Dans un an doit se tenir le référendum d’autodétermination de Kanaky/Nouvelle-Calédonie. Ce territoire du Pacifique est une colonie depuis 1853, et a été réinscrit en 1986 par l’ONU sur la liste des territoires non autonomes à décoloniser. Les Kanak n’ont jamais accepté la spoliation de leurs terres et la négation de leur culture.
En 1988, les accords Matignon-Oudinot mettaient fin à une nouvelle révolte écrasée dans le bain de sang d’Ouvéa, où 19 Kanak furent tués, certains exécutés alors qu’ils étaient prisonniers. Cet accord prévoyait une période de 10 ans avant la tenue d’un référendum d’autodétermination, mais en 1998 l’accord de Nouméa a repoussé l’échéance à fin 2018.
L’accord a été signé par les indépendantistes du FLNKS [1] et les loyalistes du RPCR [2]. L’État est le troisième partenaire, censé accompagner la mise en place des conditions d’une possible indépendance et veiller à l’application de l’accord.
22 780 Kanak absents des registres électoraux
Les Kanak sont devenus minoritaires sur leur territoire au début du 20e siècle. 80 % de la population a disparu suite aux massacres et à la spoliation de leurs terres, qui a entraîné une sous-nutrition et rendu mortelles les maladies importées par les colons. Depuis, ils sont maintenus en minorité par une immigration de peuplement, théorisée en 1972 par Messmer, Premier ministre : « À long terme la revendication nationaliste autochtone ne sera évitée que si les communautés non originaires du Pacifique représentent une masse démographique majoritaire. »

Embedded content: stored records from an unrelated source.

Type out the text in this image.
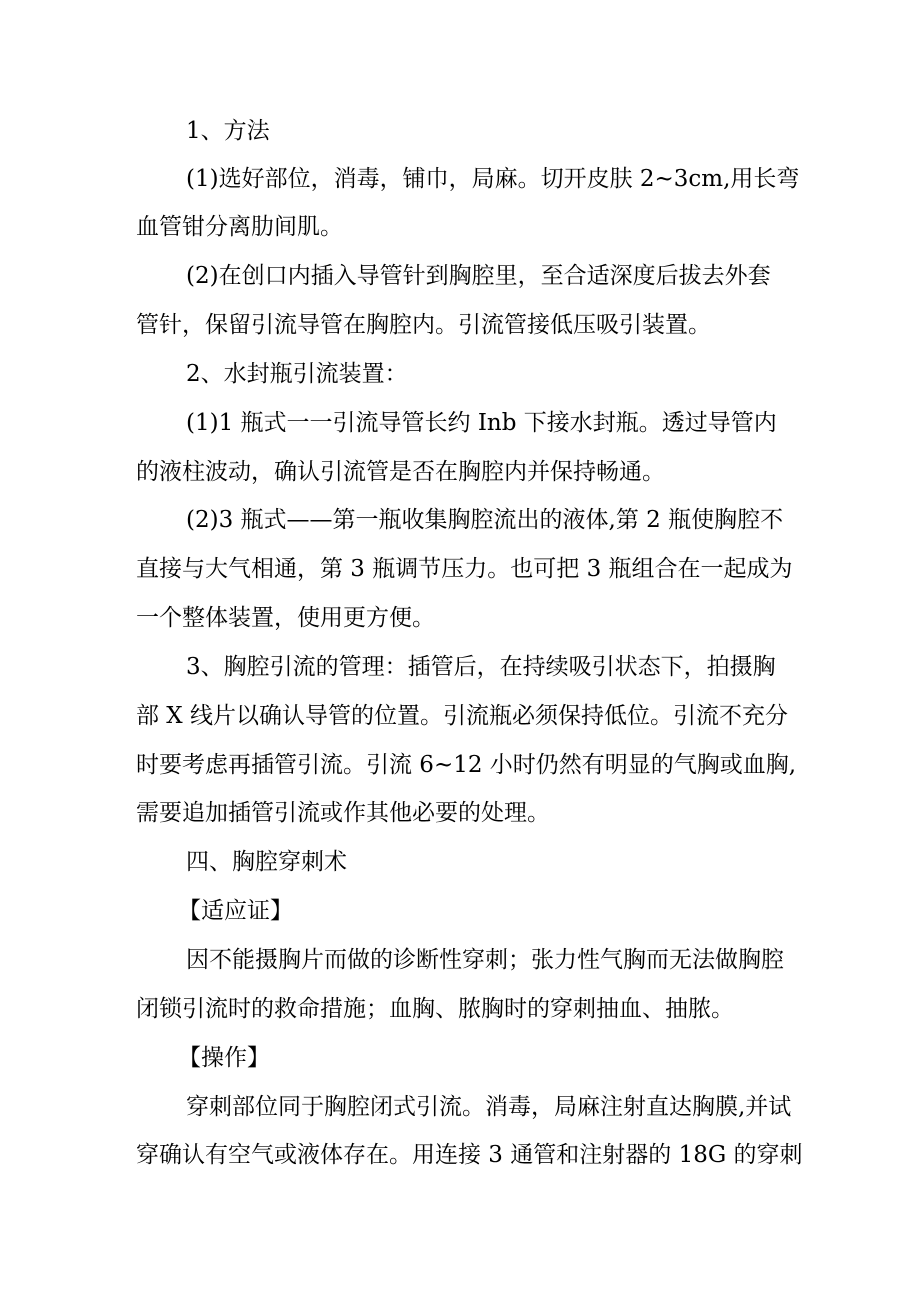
1、方法
(1)选好部位，消毒，铺巾，局麻。切开皮肤 2~3cm,用长弯
血管钳分离肋间肌。
(2)在创口内插入导管针到胸腔里，至合适深度后拔去外套
管针，保留引流导管在胸腔内。引流管接低压吸引装置。
2、水封瓶引流装置：
(1)1 瓶式一一引流导管长约 Inb 下接水封瓶。透过导管内
的液柱波动，确认引流管是否在胸腔内并保持畅通。
(2)3 瓶式——第一瓶收集胸腔流出的液体,第 2 瓶使胸腔不
直接与大气相通，第 3 瓶调节压力。也可把 3 瓶组合在一起成为
一个整体装置，使用更方便。
3、胸腔引流的管理：插管后，在持续吸引状态下，拍摄胸
部 X 线片以确认导管的位置。引流瓶必须保持低位。引流不充分
时要考虑再插管引流。引流 6~12 小时仍然有明显的气胸或血胸,
需要追加插管引流或作其他必要的处理。
四、胸腔穿刺术
【适应证】
因不能摄胸片而做的诊断性穿刺；张力性气胸而无法做胸腔
闭锁引流时的救命措施；血胸、脓胸时的穿刺抽血、抽脓。
【操作】
穿刺部位同于胸腔闭式引流。消毒，局麻注射直达胸膜,并试
穿确认有空气或液体存在。用连接 3 通管和注射器的 18G 的穿刺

L’accord de Nouméa prévoit que le corps électoral du référendum est restreint, avec seulement les personnes arrivées avant 1998 et ayant 20 ans de résidence continue, et les jeunes nés sur le territoire et résidant depuis 10 ans. Depuis plus d’un an les indépendantistes alertent l’État sur l’absence de nombreux Kanak de la liste référendaire. À l’approche de l’échéance, la liste actuelle fausse ainsi complètement l’issue du scrutin : 22 780 Kanak, sur 90 740 en âge de voter, ne figurent pas sur les registres électoraux.

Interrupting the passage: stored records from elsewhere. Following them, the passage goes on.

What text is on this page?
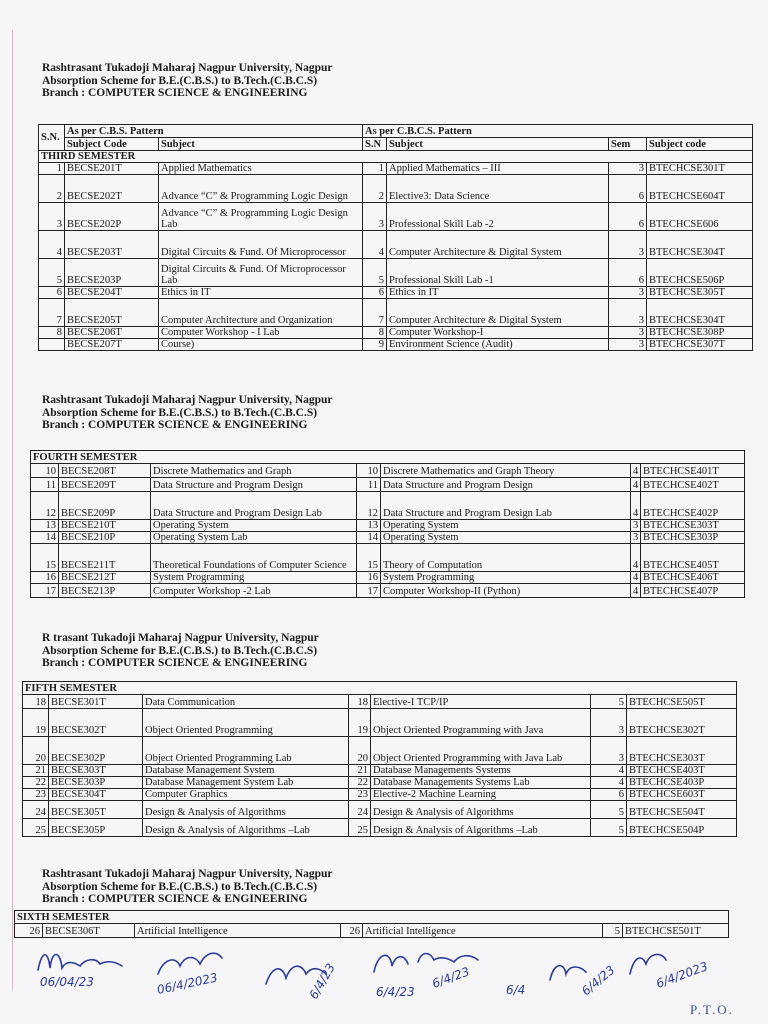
Rashtrasant Tukadoji Maharaj Nagpur University, Nagpur
Absorption Scheme for B.E.(C.B.S.) to B.Tech.(C.B.C.S)
Branch : COMPUTER SCIENCE & ENGINEERING
S.N.	As per C.B.S. Pattern		As per C.B.C.S. Pattern			
	Subject Code	Subject	S.N	Subject	Sem	Subject code
THIRD SEMESTER						
1	BECSE201T	Applied Mathematics	1	Applied Mathematics – III	3	BTECHCSE301T
2	BECSE202T	Advance “C” & Programming Logic Design	2	Elective3: Data Science	6	BTECHCSE604T
3	BECSE202P	Advance “C” & Programming Logic Design Lab	3	Professional Skill Lab -2	6	BTECHCSE606
4	BECSE203T	Digital Circuits & Fund. Of Microprocessor	4	Computer Architecture & Digital System	3	BTECHCSE304T
5	BECSE203P	Digital Circuits & Fund. Of Microprocessor Lab	5	Professional Skill Lab -1	6	BTECHCSE506P
6	BECSE204T	Ethics in IT	6	Ethics in IT	3	BTECHCSE305T
7	BECSE205T	Computer Architecture and Organization	7	Computer Architecture & Digital System	3	BTECHCSE304T
8	BECSE206T	Computer Workshop - I Lab	8	Computer Workshop-I	3	BTECHCSE308P
	BECSE207T	Course)	9	Environment Science (Audit)	3	BTECHCSE307T
Rashtrasant Tukadoji Maharaj Nagpur University, Nagpur
Absorption Scheme for B.E.(C.B.S.) to B.Tech.(C.B.C.S)
Branch : COMPUTER SCIENCE & ENGINEERING
FOURTH SEMESTER						
10	BECSE208T	Discrete Mathematics and Graph	10	Discrete Mathematics and Graph Theory	4	BTECHCSE401T
11	BECSE209T	Data Structure and Program Design	11	Data Structure and Program Design	4	BTECHCSE402T
12	BECSE209P	Data Structure and Program Design Lab	12	Data Structure and Program Design Lab	4	BTECHCSE402P
13	BECSE210T	Operating System	13	Operating System	3	BTECHCSE303T
14	BECSE210P	Operating System Lab	14	Operating System	3	BTECHCSE303P
15	BECSE211T	Theoretical Foundations of Computer Science	15	Theory of Computation	4	BTECHCSE405T
16	BECSE212T	System Programming	16	System Programming	4	BTECHCSE406T
17	BECSE213P	Computer Workshop -2 Lab	17	Computer Workshop-II (Python)	4	BTECHCSE407P
R trasant Tukadoji Maharaj Nagpur University, Nagpur
Absorption Scheme for B.E.(C.B.S.) to B.Tech.(C.B.C.S)
Branch : COMPUTER SCIENCE & ENGINEERING
FIFTH SEMESTER						
18	BECSE301T	Data Communication	18	Elective-I TCP/IP	5	BTECHCSE505T
19	BECSE302T	Object Oriented Programming	19	Object Oriented Programming with Java	3	BTECHCSE302T
20	BECSE302P	Object Oriented Programming Lab	20	Object Oriented Programming with Java Lab	3	BTECHCSE303T
21	BECSE303T	Database Management System	21	Database Managements Systems	4	BTECHCSE403T
22	BECSE303P	Database Management System Lab	22	Database Managements Systems Lab	4	BTECHCSE403P
23	BECSE304T	Computer Graphics	23	Elective-2 Machine Learning	6	BTECHCSE603T
24	BECSE305T	Design & Analysis of Algorithms	24	Design & Analysis of Algorithms	5	BTECHCSE504T
25	BECSE305P	Design & Analysis of Algorithms –Lab	25	Design & Analysis of Algorithms –Lab	5	BTECHCSE504P
Rashtrasant Tukadoji Maharaj Nagpur University, Nagpur
Absorption Scheme for B.E.(C.B.S.) to B.Tech.(C.B.C.S)
Branch : COMPUTER SCIENCE & ENGINEERING
SIXTH SEMESTER
26	BECSE306T	Artificial Intelligence	26	Artificial Intelligence	5	BTECHCSE501T
06/04/23	06/4/2023	6/4/23	6/4/23
6/4/23	6/4	6/4/23	6/4/2023
P.T.O.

Le comité spécial de décolonisation de l’ONU a jugé en juin « indispensable l’établissement de listes électorales crédibles et transparentes en Nouvelle-Calédonie ». En termes moins diplomatiques : la liste n’est pas crédible.
La pression monte
Sous la pression du Rassemblement des indépendantistes et des nationalistes (RIN), le comité des signataires chargé du suivi de l’accord de Nouméa vient d’admettre la nécessité d’inscrire sur la liste électorale 7 000 Kanak relevant du droit civil coutumier, personnes anciennement régies par le code de l’indigénat et leurs descendants. 10 000 autres Kanak relevant normalement du même droit, la sincérité du scrutin est encore loin d’être assurée même si le gouvernement a accepté que la révision des listes électorales soit repoussée au-delà du 31 décembre 2017 et que des observateurs de l’ONU supervisent le scrutin.
La mobilisation des indépendantistes va se poursuivre pour l’inscription de tous les Kanak, sur la question qui va être posée à l’occasion du référendum et sur le projet de société. Les partis indépendantistes en discutent pour l’instant chacun de leur côté, mais il serait nécessaire d’avoir rapidement une position ferme et unitaire face au gouvernement et aux colonialistes.
Ceux-ci se mettent en ordre de bataille. La venue prochaine de Manuel Valls à la tête d’une mission parlementaire pour discuter de la question fait partie de ce dispositif. Quand il était Premier ministre, il a fait traîner le transfert des compétences prévu par l’accord de Nouméa et n’a rien fait pour organiser l’inscription des Kanak sur la liste référendaire. Il n’a jamais caché son souhait de maintenir la Nouvelle-Calédonie dans la France.
L’information et le soutien à la lutte légitime du peuple kanak doivent se développer.